Defendants, Lee and Niles, have moved for summary judgment with respect to all of plaintiffs’ claims,5 and plaintiffs, Woodruff and Genereux, have cross moved for partial summary judgment on their c. 186, §15B claim.

Discussion

Summary judgment is appropriate where there is no genuine issue of material fact and the moving party is entitled to a judgment as a matter of law. Mass.R.Civ.P. 56(c); Cassesso v. Comm’r of Corr., 390 Mass. 419, 422 (1983); Cmty. Nat’l Bank v. Dawes, 369 Mass. 550, 553 (1976). The moving party must affirmatively demonstrate that there is no genuine issue of material fact on each relevant issue. Pederson v. Time, Inc., 404 Mass. 14, 17 (1989). A “material” fact is one that might affect the outcome of the suit under the applicable law. Muluihill v. The Top-Flight Golf Co., 335 F.3d 15, 19 (1st Cir. 2003). “Genuine” means that the evidence would permit a reasonable fact finder to resolve the point in favor of the nonmovant. Id.

If the moving party does not bear the burden of proof at trial, it must either: 1) submit affirmative evidence negating an essential element of the non-moving party’s claim; or 2) demonstrate that the non-moving party’s evidence is insufficient to establish its claim. Kourovacilis v. General Motors Corp., 410 Mass. 706, 711 (1991). The non-moving party may not defeat the motion for summary judgment by resting merely on the allegations and denials of its pleadings, but must set forth specific facts with affidavits, deposition testimony, answers to interrogatories, or admissions on file showing that there is a genuine issue for trial. Mass.R.Civ.R 56(e). The court will interpret all inferences in the light most favorable to the non-moving party. Blare v. Husky Injection Molding Sys. Boston, Inc., 419 Mass. 437, 438 (1995).

[642]*642Count I — Breach of Contract

Niles and Lee argue that the plaintiffs cannot establish a breach of contract claim because the defendants performed under the contract so that the plaintiffs received the services they bargained for, namely, assistance in finding housing accommodations. Moreover, the defendants claim that plaintiffs have no damages.

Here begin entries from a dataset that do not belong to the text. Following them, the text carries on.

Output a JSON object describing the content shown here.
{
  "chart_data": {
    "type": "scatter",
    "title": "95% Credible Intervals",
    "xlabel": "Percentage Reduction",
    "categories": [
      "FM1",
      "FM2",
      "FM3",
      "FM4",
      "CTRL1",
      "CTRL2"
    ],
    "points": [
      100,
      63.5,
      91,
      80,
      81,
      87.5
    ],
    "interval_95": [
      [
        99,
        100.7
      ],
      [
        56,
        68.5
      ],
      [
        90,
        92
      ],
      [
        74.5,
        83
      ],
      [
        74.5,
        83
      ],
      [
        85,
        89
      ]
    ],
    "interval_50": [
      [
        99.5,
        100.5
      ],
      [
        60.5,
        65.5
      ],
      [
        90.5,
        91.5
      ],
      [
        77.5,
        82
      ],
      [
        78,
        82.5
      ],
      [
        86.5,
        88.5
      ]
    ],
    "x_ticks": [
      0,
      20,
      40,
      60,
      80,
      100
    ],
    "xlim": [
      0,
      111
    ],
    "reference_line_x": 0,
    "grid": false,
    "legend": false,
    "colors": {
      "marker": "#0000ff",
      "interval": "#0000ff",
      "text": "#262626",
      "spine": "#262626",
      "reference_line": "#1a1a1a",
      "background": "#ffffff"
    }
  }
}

Defendants are correct that there can be no breach of contract if the defendant has fully performed. And once the plaintiff has accepted performance, the plaintiff cannot complain that such performance was a breach. See Cueroni v. Coburnville Garage, Inc., 315 Mass. 135, 139 (1943). Here, Lee provided brokerage services to Genereux. Even though the services were minimal and she was unlicensed, with Genereux the terms of the contract were substantially performed, as she assisted her in finding an apartment and the landlord accepted her application for housing. In short, she received the services that she bargained for. On the other hand, Woodruff contends that he had already chosen his apartment and that Lee did nothing to assist him. In these circumstances, it could be found that Lee’s end of the agreement was not performed, so that he can recover his fee.

As for Genereux, even if fully performed, a contract can be voided for a fraudulent or material misrepresentation, Shaw’s Supermkts, Inc. v. Delgiacco, 410 Mass. 840, 842 (1991), and a contract can be held unenforceable if its performance is illegal. Toed v. Lembo, 325 Mass. 707, 710.